Eine fristlose Kündigung aus wichtigem Grund ist möglich und führt u. U. zu Schadensersatzansprüchen des Kündigungsberechtigten (§ 89a HGB).

Eine Beschränkung des unabdingbaren Rechts zur fristlosen Kündigung des Handelsvertretervertrags kann bei bloß mittelbaren Beschränkungen in Form von an die Kündigung anknüpfenden finanziellen Nachteilen vorliegen, etwa bei der sofortigen Rückforderung dem Handelsvertreter gewährter langfristiger Darlehen.[4]

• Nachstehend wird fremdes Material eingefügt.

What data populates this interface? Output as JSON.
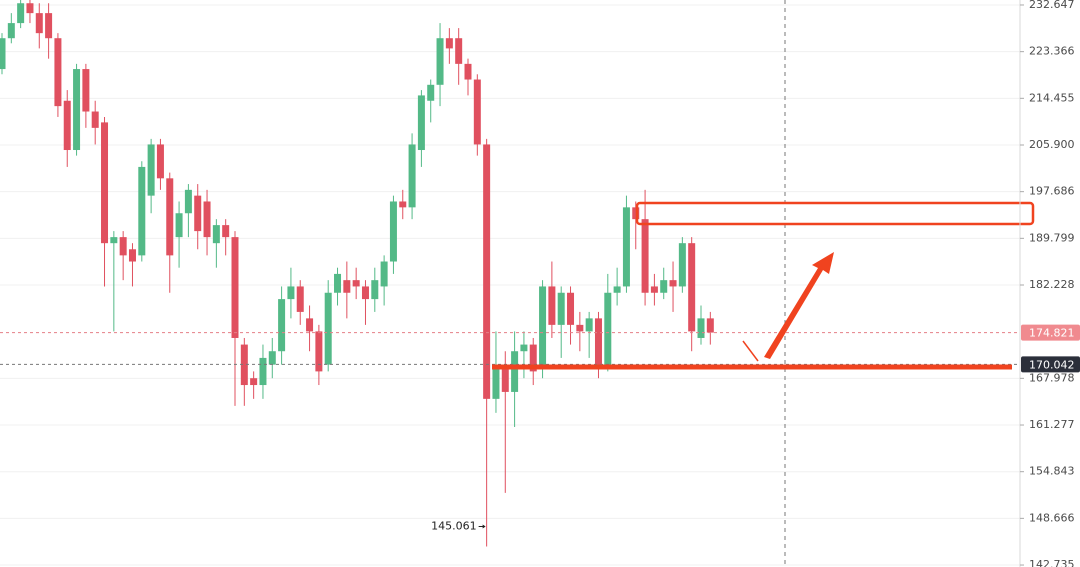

Stellt der Unternehmer seinem Handelsvertreter zur Vereinfachung der Vermittlungstätigkeit ein Online-Portal zur Verfügung, für dessen Nutzung der Handelsvertreter ein Entgelt zahlt, ist die grundlose Sperrung des Zugangs zu diesem Portal durch den Unternehmer für den Handelsvertreter ein wichtiger Kündigungsgrund nach § 89a Abs. 1 HGB.[5]

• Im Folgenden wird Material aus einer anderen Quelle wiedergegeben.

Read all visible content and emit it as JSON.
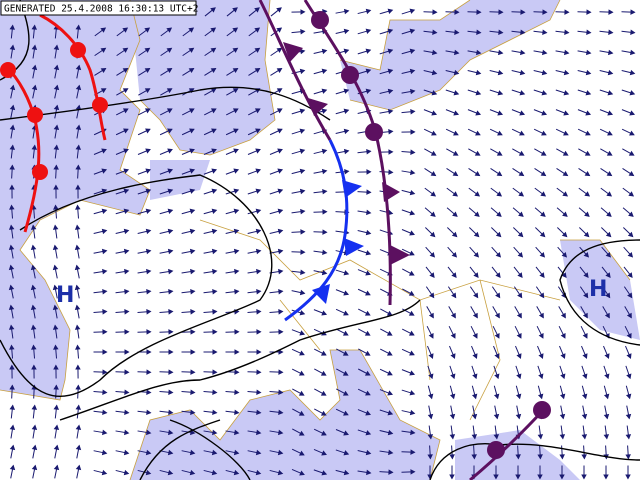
{
  "header": {
    "timestamp": "GENERATED 25.4.2008 16:30:13 UTC+2"
  },
  "pressure_labels": [
    "H",
    "H"
  ]
}
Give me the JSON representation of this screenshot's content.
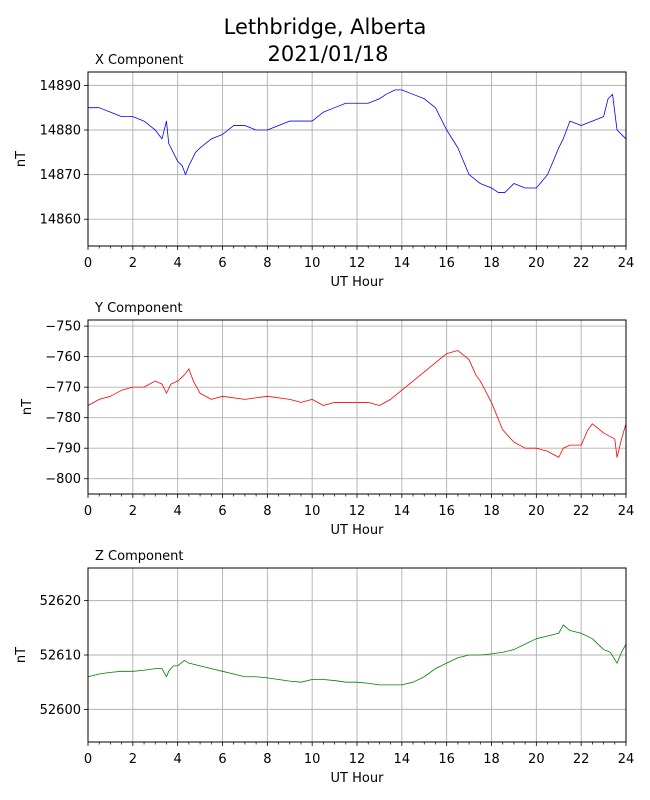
{
  "title": "Lethbridge, Alberta",
  "subtitle": "2021/01/18",
  "chart_data": [
    {
      "type": "line",
      "title": "X Component",
      "xlabel": "UT Hour",
      "ylabel": "nT",
      "xlim": [
        0,
        24
      ],
      "ylim": [
        14854,
        14893
      ],
      "xticks": [
        0,
        2,
        4,
        6,
        8,
        10,
        12,
        14,
        16,
        18,
        20,
        22,
        24
      ],
      "yticks": [
        14860,
        14870,
        14880,
        14890
      ],
      "grid": true,
      "color": "#0000ff",
      "series": [
        {
          "x": [
            0,
            0.5,
            1,
            1.5,
            2,
            2.5,
            3,
            3.3,
            3.5,
            3.6,
            3.8,
            4,
            4.2,
            4.35,
            4.5,
            4.8,
            5,
            5.5,
            6,
            6.5,
            7,
            7.5,
            8,
            8.5,
            9,
            9.5,
            10,
            10.5,
            11,
            11.5,
            12,
            12.5,
            13,
            13.3,
            13.7,
            14,
            14.5,
            15,
            15.5,
            16,
            16.5,
            17,
            17.5,
            18,
            18.3,
            18.6,
            19,
            19.5,
            20,
            20.5,
            21,
            21.2,
            21.5,
            22,
            22.5,
            23,
            23.2,
            23.4,
            23.6,
            23.8,
            24
          ],
          "y": [
            14885,
            14885,
            14884,
            14883,
            14883,
            14882,
            14880,
            14878,
            14882,
            14877,
            14875,
            14873,
            14872,
            14870,
            14872,
            14875,
            14876,
            14878,
            14879,
            14881,
            14881,
            14880,
            14880,
            14881,
            14882,
            14882,
            14882,
            14884,
            14885,
            14886,
            14886,
            14886,
            14887,
            14888,
            14889,
            14889,
            14888,
            14887,
            14885,
            14880,
            14876,
            14870,
            14868,
            14867,
            14866,
            14866,
            14868,
            14867,
            14867,
            14870,
            14876,
            14878,
            14882,
            14881,
            14882,
            14883,
            14887,
            14888,
            14880,
            14879,
            14878
          ]
        }
      ]
    },
    {
      "type": "line",
      "title": "Y Component",
      "xlabel": "UT Hour",
      "ylabel": "nT",
      "xlim": [
        0,
        24
      ],
      "ylim": [
        -805,
        -748
      ],
      "xticks": [
        0,
        2,
        4,
        6,
        8,
        10,
        12,
        14,
        16,
        18,
        20,
        22,
        24
      ],
      "yticks": [
        -800,
        -790,
        -780,
        -770,
        -760,
        -750
      ],
      "grid": true,
      "color": "#ff0000",
      "series": [
        {
          "x": [
            0,
            0.5,
            1,
            1.5,
            2,
            2.5,
            3,
            3.3,
            3.5,
            3.7,
            4,
            4.3,
            4.5,
            4.7,
            5,
            5.5,
            6,
            7,
            8,
            9,
            9.5,
            10,
            10.5,
            11,
            11.5,
            12,
            12.5,
            13,
            13.5,
            14,
            14.5,
            15,
            15.5,
            16,
            16.5,
            17,
            17.3,
            17.5,
            18,
            18.5,
            19,
            19.5,
            20,
            20.5,
            21,
            21.2,
            21.5,
            22,
            22.3,
            22.5,
            23,
            23.5,
            23.6,
            23.8,
            24
          ],
          "y": [
            -776,
            -774,
            -773,
            -771,
            -770,
            -770,
            -768,
            -769,
            -772,
            -769,
            -768,
            -766,
            -764,
            -768,
            -772,
            -774,
            -773,
            -774,
            -773,
            -774,
            -775,
            -774,
            -776,
            -775,
            -775,
            -775,
            -775,
            -776,
            -774,
            -771,
            -768,
            -765,
            -762,
            -759,
            -758,
            -761,
            -766,
            -768,
            -775,
            -784,
            -788,
            -790,
            -790,
            -791,
            -793,
            -790,
            -789,
            -789,
            -784,
            -782,
            -785,
            -787,
            -793,
            -787,
            -782
          ]
        }
      ]
    },
    {
      "type": "line",
      "title": "Z Component",
      "xlabel": "UT Hour",
      "ylabel": "nT",
      "xlim": [
        0,
        24
      ],
      "ylim": [
        52594,
        52626
      ],
      "xticks": [
        0,
        2,
        4,
        6,
        8,
        10,
        12,
        14,
        16,
        18,
        20,
        22,
        24
      ],
      "yticks": [
        52600,
        52610,
        52620
      ],
      "grid": true,
      "color": "#008000",
      "series": [
        {
          "x": [
            0,
            0.5,
            1,
            1.5,
            2,
            2.5,
            3,
            3.3,
            3.5,
            3.6,
            3.8,
            4,
            4.3,
            4.5,
            5,
            5.5,
            6,
            6.5,
            7,
            7.5,
            8,
            8.5,
            9,
            9.5,
            10,
            10.5,
            11,
            11.5,
            12,
            12.5,
            13,
            13.5,
            14,
            14.5,
            15,
            15.5,
            16,
            16.5,
            17,
            17.5,
            18,
            18.5,
            19,
            19.5,
            20,
            20.5,
            21,
            21.2,
            21.5,
            22,
            22.5,
            23,
            23.3,
            23.6,
            23.8,
            24
          ],
          "y": [
            52606,
            52606.5,
            52606.8,
            52607,
            52607,
            52607.2,
            52607.5,
            52607.5,
            52606,
            52607,
            52608,
            52608,
            52609,
            52608.5,
            52608,
            52607.5,
            52607,
            52606.5,
            52606,
            52606,
            52605.8,
            52605.5,
            52605.2,
            52605,
            52605.5,
            52605.5,
            52605.3,
            52605,
            52605,
            52604.8,
            52604.5,
            52604.5,
            52604.5,
            52605,
            52606,
            52607.5,
            52608.5,
            52609.5,
            52610,
            52610,
            52610.2,
            52610.5,
            52611,
            52612,
            52613,
            52613.5,
            52614,
            52615.5,
            52614.5,
            52614,
            52613,
            52611,
            52610.5,
            52608.5,
            52610.5,
            52612
          ]
        }
      ]
    }
  ]
}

[1] OLG München, Endurteil v. 26.10.2017, 23 U 1036/17, ZVertriebsR 2017 S. 384.
[5] OLG München, Endurteil v. 30.6.2016, 23 U 3265/15, ZVertriebsR 2017 S. 196.

4.2 Ausgleichsanspruch

Bei Kündigung des Handelsvertretervertrags seitens des Unternehmens – oder unter engen Voraussetzungen, z. B. Unzumutbarkeit der weiteren Tätigkeit aus Altersgründen, – vom Handelsvertreter selbst, kann Letzterer einen Ausgleichsanspruch verlangen (§ 89b HGB).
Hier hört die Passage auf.